Dr. Lee F. Kramer joined Dr. Clinton W. Trott in a partnership medical practice in Mt. Vernon in 1959. Kramer and Trott outdoor enthusiasts, were looking for a piece of property so that their families could use it for a weekend hide-a-way. Local real estate agents suggested that a property in the Brinkhaven area near Danville, although perhaps too large for two families, was a special quality because it had a mile and a quarter frontage on the Mohican River.
One Friday afternoon Dr. Trott agreed to stay in the office to see the partnership patients while Dr. Kramer went with the realtors to look at his property. Lee called back with great enthusiasm, and over the phone Clinton and Lee agreed that a $100 option fee should be paid to hold the property pending further investigation. That weekend they hiked over some of the edges of the property with a ridge top pasture field and a river front cabin and an adjoining barn that was most unique.
A family conference confirmed early impressions that this property, although too big for the use of just the two Trott and Kramer families, was so attractive, so close to Mt. Vernon, and so unique in its unspoiled setting that it should be acquired for use of Adventist families and possible church use.
A number of close Adventist friends of Trott and Kramer were approached to see if they would be interested in joint-ownership of the property. Besides Virginia and Clinton Trott, and Hazel and Lee Kramer, there other families included Dell and Percy Miles, Elaine and Claire Smith, June and Don McCready. and Thelma and Joseph Poole. At one of the original meetings of the six families in the Trott home on a Saturday night, Clinton Trott said, "We've got to have a name for this project. How about 'Mo' for the MOhican River and "haven" for the nearby town of BrinkHAVEN?" And the group agreed. Although the name was not popular with many who wanted an authentic Indian name, the name survived even after a naming contest, persisting to this day.

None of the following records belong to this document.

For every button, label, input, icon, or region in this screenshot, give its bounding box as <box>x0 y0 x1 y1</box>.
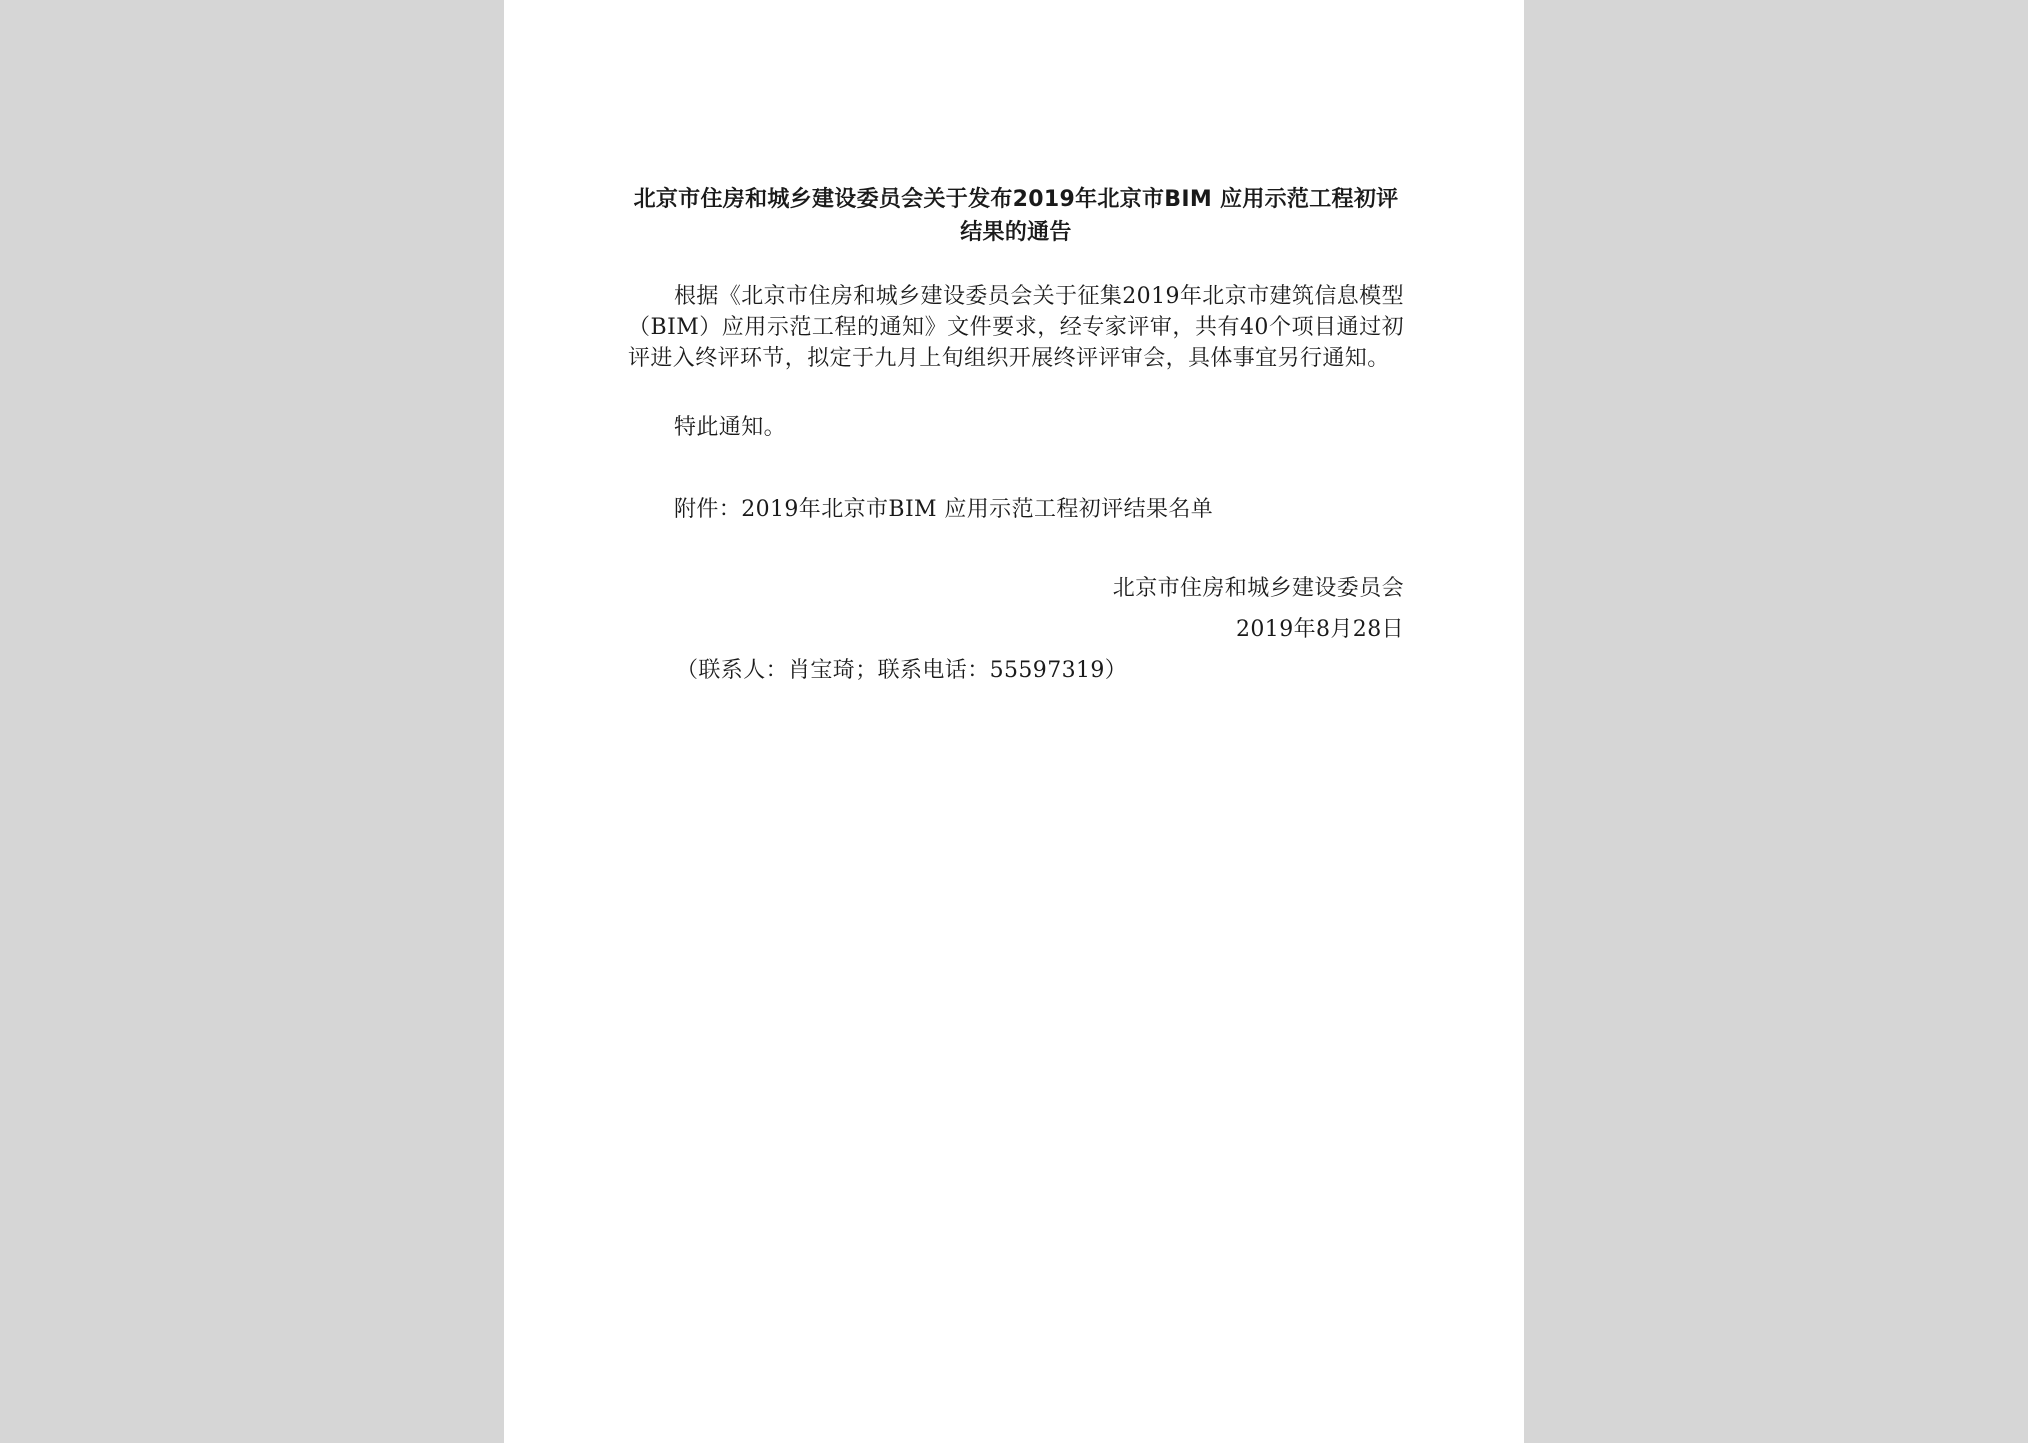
contact-info: （联系人：肖宝琦；联系电话：55597319） <box>676 658 1128 683</box>
document-title: 北京市住房和城乡建设委员会关于发布2019年北京市BIM 应用示范工程初评结果的通告 <box>633 187 1399 245</box>
signature-organization: 北京市住房和城乡建设委员会 <box>1112 576 1404 601</box>
closing-paragraph: 特此通知。 <box>674 415 787 440</box>
document-page <box>504 0 1524 1443</box>
body-paragraph: 根据《北京市住房和城乡建设委员会关于征集2019年北京市建筑信息模型（BIM）应用示范工程的通知》文件要求，经专家评审，共有40个项目通过初评进入终评环节，拟定于九月上旬组织开展终评评审会，具体事宜另行通知。 <box>628 284 1404 371</box>
attachment-line: 附件：2019年北京市BIM 应用示范工程初评结果名单 <box>674 497 1214 522</box>
signature-date: 2019年8月28日 <box>1236 617 1404 642</box>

These six families put up $750 each to make the down payment on the property, and it was purchased in the name of "Mohaven Wildlife Foundation, Inc." with full tax exemption status by the State of Ohio. By laws were drawn up by a lawyer with clear regulations of land use and environmental protection of fauna and flora. The families renovated the log cabin on the waterfront, did limited amount of clearing of access roads, and held various recreational events for members and friends.

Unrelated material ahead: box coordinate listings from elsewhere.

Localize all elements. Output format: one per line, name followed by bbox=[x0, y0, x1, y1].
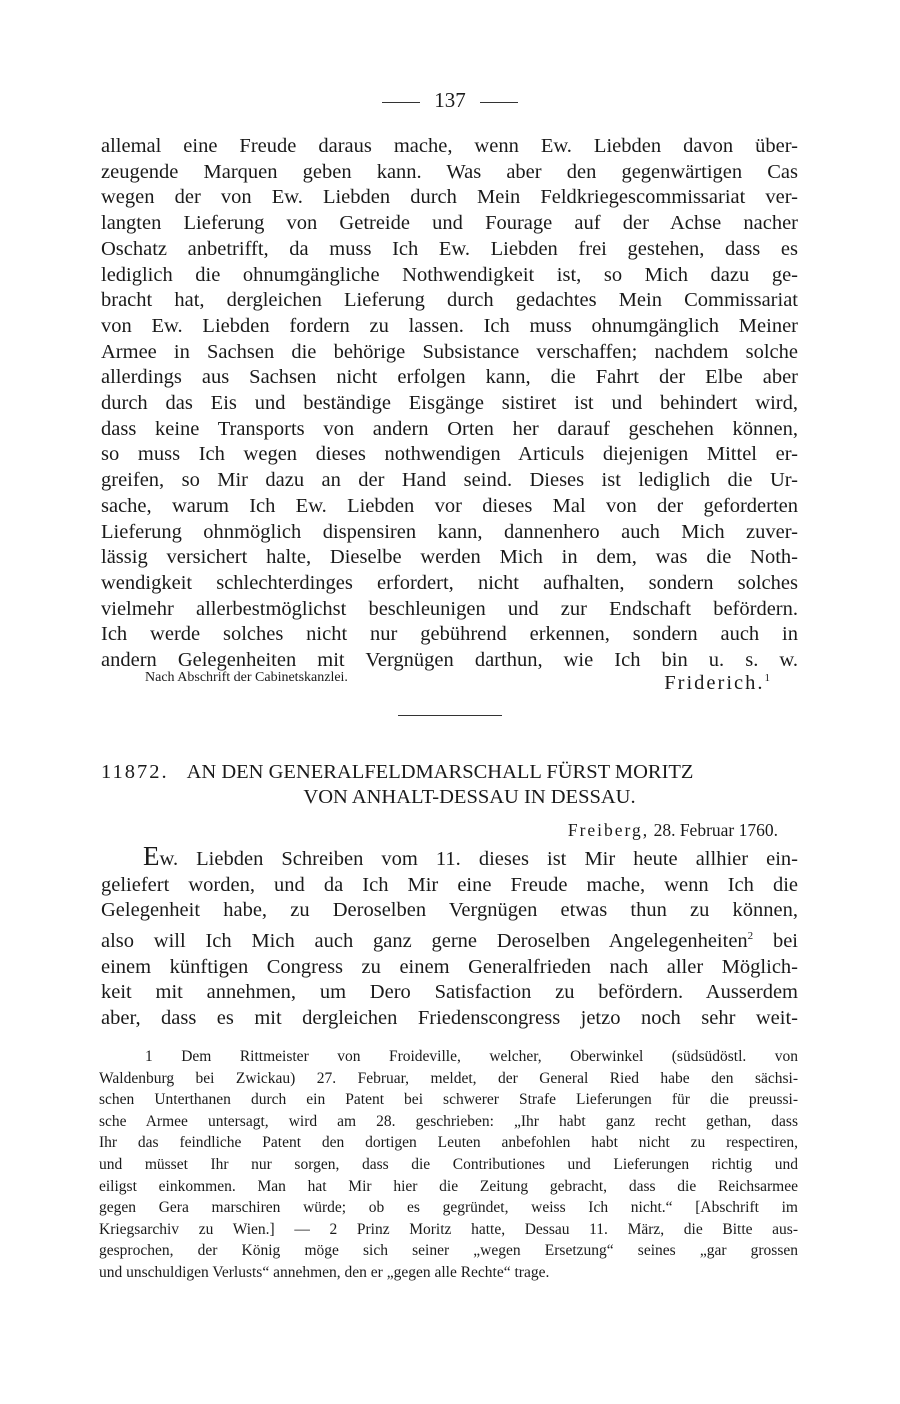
header-rule-right bbox=[480, 102, 518, 103]
text-line bbox=[101, 841, 798, 873]
footnote-line: schen Unterthanen durch ein Patent bei schwerer Strafe Lieferungen für die preussi- bbox=[99, 1091, 798, 1109]
dateline bbox=[568, 820, 778, 841]
letter-heading bbox=[101, 760, 798, 810]
continuation-paragraph bbox=[101, 134, 798, 674]
text-line: einem künftigen Congress zu einem Generalfrieden nach aller Möglich- bbox=[101, 955, 798, 978]
footnote-mark: 2 bbox=[747, 930, 754, 943]
text-line: dass keine Transports von andern Orten her darauf geschehen können, bbox=[101, 417, 798, 440]
line-text: also will Ich Mich auch ganz gerne Deroselben Angelegenheiten bbox=[101, 929, 748, 952]
text-line: allerdings aus Sachsen nicht erfolgen kann, die Fahrt der Elbe aber bbox=[101, 366, 798, 389]
text-line: greifen, so Mir dazu an der Hand seind. Dieses ist lediglich die Ur- bbox=[101, 469, 798, 492]
footnote-mark: 1 bbox=[764, 672, 770, 685]
heading-line-1 bbox=[101, 760, 798, 785]
footnote-line: 1 Dem Rittmeister von Froideville, welcher, Oberwinkel (südsüdöstl. von bbox=[145, 1048, 798, 1065]
footnote-line: eiligst einkommen. Man hat Mir hier die Zeitung gebracht, dass die Reichsarmee bbox=[99, 1177, 798, 1195]
date-text: 28. Februar 1760. bbox=[653, 820, 778, 840]
text-line: geliefert worden, und da Ich Mir eine Freude mache, wenn Ich die bbox=[101, 873, 798, 896]
text-line: bracht hat, dergleichen Lieferung durch gedachtes Mein Commissariat bbox=[101, 289, 798, 312]
text-line: andern Gelegenheiten mit Vergnügen darthun, wie Ich bin u. s. w. bbox=[101, 649, 798, 672]
header-rule-left bbox=[382, 102, 420, 103]
text-line: so muss Ich wegen dieses nothwendigen Articuls diejenigen Mittel er- bbox=[101, 443, 798, 466]
text-line: zeugende Marquen geben kann. Was aber den gegenwärtigen Cas bbox=[101, 160, 798, 183]
date-place: Freiberg, bbox=[567, 820, 650, 840]
heading-line-2: VON ANHALT-DESSAU IN DESSAU. bbox=[303, 786, 636, 808]
text-line: aber, dass es mit dergleichen Friedenscongress jetzo noch sehr weit- bbox=[101, 1007, 798, 1030]
text-line: lässig versichert halte, Dieselbe werden Mich in dem, was die Noth- bbox=[101, 546, 798, 569]
text-line: Armee in Sachsen die behörige Subsistance verschaffen; nachdem solche bbox=[101, 340, 798, 363]
footnotes bbox=[99, 1046, 798, 1284]
first-line-text: w. Liebden Schreiben vom 11. dieses ist Mir heute allhier ein- bbox=[159, 848, 798, 870]
text-line: lediglich die ohnumgängliche Nothwendigkeit ist, so Mich dazu ge- bbox=[101, 263, 798, 286]
letter-number: 11872. bbox=[101, 761, 169, 783]
text-line: allemal eine Freude daraus mache, wenn Ew. Liebden davon über- bbox=[101, 135, 798, 157]
text-line: keit mit annehmen, um Dero Satisfaction zu befördern. Ausserdem bbox=[101, 981, 798, 1004]
text-line: Lieferung ohnmöglich dispensiren kann, dannenhero auch Mich zuver- bbox=[101, 520, 798, 543]
signature-text: Friderich. bbox=[664, 672, 765, 694]
line-text: bei bbox=[753, 929, 799, 952]
text-line: vielmehr allerbestmöglichst beschleunigen und zur Endschaft befördern. bbox=[101, 597, 798, 620]
footnote-line: Ihr das feindliche Patent den dortigen Leuten anbefohlen habt nicht zu respectiren, bbox=[99, 1134, 798, 1152]
footnote-line: Kriegsarchiv zu Wien.] — 2 Prinz Moritz hatte, Dessau 11. März, die Bitte aus- bbox=[99, 1220, 798, 1238]
text-line: wendigkeit schlechterdinges erfordert, nicht aufhalten, sondern solches bbox=[101, 571, 798, 594]
footnote-line: sche Armee untersagt, wird am 28. geschrieben: „Ihr habt ganz recht gethan, dass bbox=[99, 1112, 798, 1130]
heading-text-1: AN DEN GENERALFELDMARSCHALL FÜRST MORITZ bbox=[186, 761, 694, 783]
section-divider bbox=[398, 715, 502, 716]
text-line: Gelegenheit habe, zu Deroselben Vergnügen etwas thun zu können, bbox=[101, 899, 798, 922]
text-line bbox=[101, 924, 798, 955]
text-line: wegen der von Ew. Liebden durch Mein Feldkriegescommissariat ver- bbox=[101, 186, 798, 209]
footnote-line: Waldenburg bei Zwickau) 27. Februar, meldet, der General Ried habe den sächsi- bbox=[99, 1069, 798, 1087]
footnote-line: gegen Gera marschiren würde; ob es gegründet, weiss Ich nicht.“ [Abschrift im bbox=[99, 1199, 798, 1217]
text-line: von Ew. Liebden fordern zu lassen. Ich muss ohnumgänglich Meiner bbox=[101, 314, 798, 337]
text-line: durch das Eis und beständige Eisgänge sistiret ist und behindert wird, bbox=[101, 392, 798, 415]
closing-row bbox=[101, 670, 798, 700]
footnote-line: und unschuldigen Verlusts“ annehmen, den er „gegen alle Rechte“ trage. bbox=[99, 1263, 550, 1281]
text-line: sache, warum Ich Ew. Liebden vor dieses Mal von der geforderten bbox=[101, 494, 798, 517]
signature bbox=[664, 672, 770, 695]
page-header bbox=[0, 88, 900, 113]
initial-letter: E bbox=[143, 841, 160, 871]
footnote-line: gesprochen, der König möge sich seiner „wegen Ersetzung“ seines „gar grossen bbox=[99, 1242, 798, 1260]
letter-body bbox=[101, 841, 799, 1032]
text-line: langten Lieferung von Getreide und Fourage auf der Achse nacher bbox=[101, 212, 798, 235]
text-line: Oschatz anbetrifft, da muss Ich Ew. Liebden frei gestehen, dass es bbox=[101, 237, 798, 260]
footnote-line: und müsset Ihr nur sorgen, dass die Contributiones und Lieferungen richtig und bbox=[99, 1155, 798, 1173]
source-note: Nach Abschrift der Cabinetskanzlei. bbox=[145, 670, 348, 685]
text-line: Ich werde solches nicht nur gebührend erkennen, sondern auch in bbox=[101, 623, 798, 646]
page-number: 137 bbox=[434, 88, 466, 112]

Trott and Kramer were aware of the years-long search by the Ohio Conference for their own youth camp property. At that time, Tar Hallow State Camp was being rented for two short weeks each year, and was considered by many to be totally inadequate. Elder Warren Whittenberg, Ohio Youth Director, had been a college friend of Trott from the mid-1930s, and had shared the conference concern for a good piece of property. Several pieces of property had been investigated, with possibilities for construction of artificial lakes, but none on a watercourse or lake, but none on a watercourse or lake, and none were wholly satisfactory. Don Hunter, Conference President, Jack Shull, Mt. Vernon Academy Principal, and other conference officials were shown the property as a possible youth camp site.
Disadvantages: no swimming facilities, and being a bit remote from major highways.
Advantages (as compared with other available land): proximity to Mt. Vernon, hundreds of acres of unspoiled land with good trees, excellent soil conditions, nearby property that might be available for purchase to enlarge the initial plot, an atmosphere and spirit of recreational land use, frontage on the Mohican River with advantages for canoeing and other water sports, abundant areas for hiking and camping, acceptable well-drilling potential, a cleared ridge top meadow for a lodge and camp facilities.
Conference officials, agricultural extension agent George McConnell, and state conservation officials hiked over the many acres and the consensus grew stronger that this just may be the place for the new Ohio Conference youth camp.
The Ohio Conference purchased the property in 1961, and the history continues to this day.